Die Abrechnung von Behandlungen und Verordnungen in der gesetzlichen Krankenversicherung (GKV) erfolgt standardmäßig nach dem Sachleistungsprinzip. Das bedeutet, dass alle erbrachten GKV-Leistungen mit der Gesundheitskarte, also ohne Zahlungsverkehr zwischen Ärzten und Therapeuten auf der einen und den Versicherten auf der anderen Seite abgerechnet werden - über die Krankenkassen bzw. die kassenärztliche Vereinigung .

Jeder gesetzlich Versicherte verfügt über eine elektronische Gesundheitskarte, ausgestellt von seiner Krankenkasse. Bei einem Arztbesuch oder Inanspruchnahme anderer medizinischer Leistungen wird diese Versichertenkarte vorgelegt. Anschließend erhält der Versicherte die Leistungen die „ausreichend, zweckmäßig und wirtschaftlich“ sowie notwendig sind (§ 12 Abs. 1 SGB V). Diese Leistungen rechnet der Leistungserbringer, zum Beispiel Arzt oder Zahnarzt, mit der jeweiligen Krankenkasse oder kassenärztlichen Vereinigung ab. Der Patient muss dabei nicht in finanzielle Vorleistung gehen.
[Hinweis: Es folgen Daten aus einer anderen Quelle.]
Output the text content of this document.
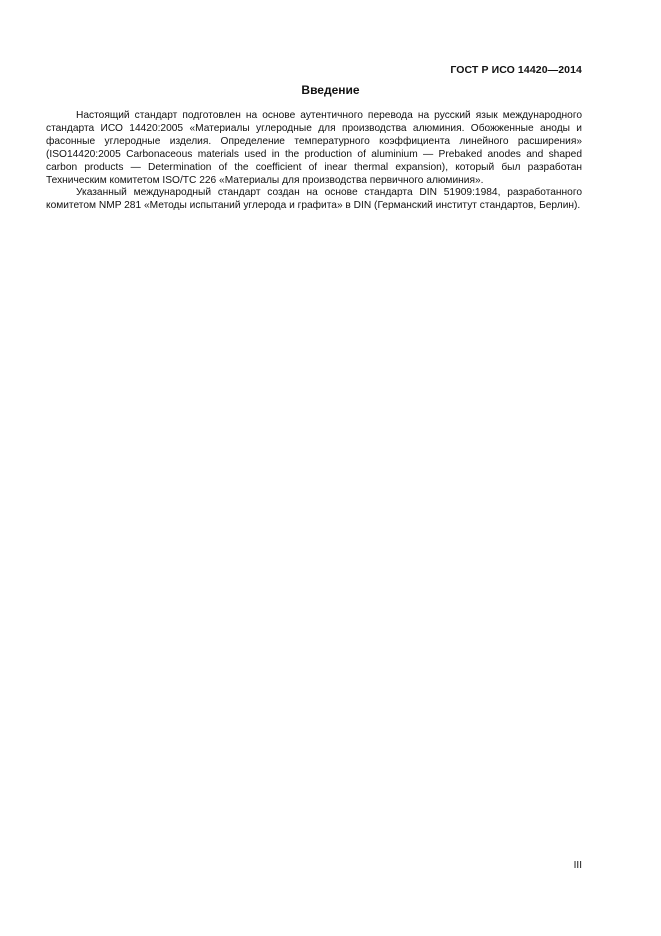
ГОСТ Р ИСО 14420—2014
Введение

Настоящий стандарт подготовлен на основе аутентичного перевода на русский язык международного стандарта ИСО 14420:2005 «Материалы углеродные для производства алюминия. Обожженные аноды и фасонные углеродные изделия. Определение температурного коэффициента линейного расширения» (ISO14420:2005 Carbonaceous materials used in the production of aluminium — Prebaked anodes and shaped carbon products — Determination of the coefficient of inear thermal expansion), который был разработан Техническим комитетом ISO/TC 226 «Материалы для производства первичного алюминия».

Указанный международный стандарт создан на основе стандарта DIN 51909:1984, разработанного комитетом NMP 281 «Методы испытаний углерода и графита» в DIN (Германский институт стандартов, Берлин).

III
Im Gegensatz zum Sachleistungsprinzip basiert die Private Krankenversicherung (PKV) auf dem Kostenerstattungsprinzip, bei dem die Versicherten eine Rechnung des medizinischen Leistungsträgers erhalten, die sie zunächst selbst begleichen müssen und im Nachhinein erstettet bekommen.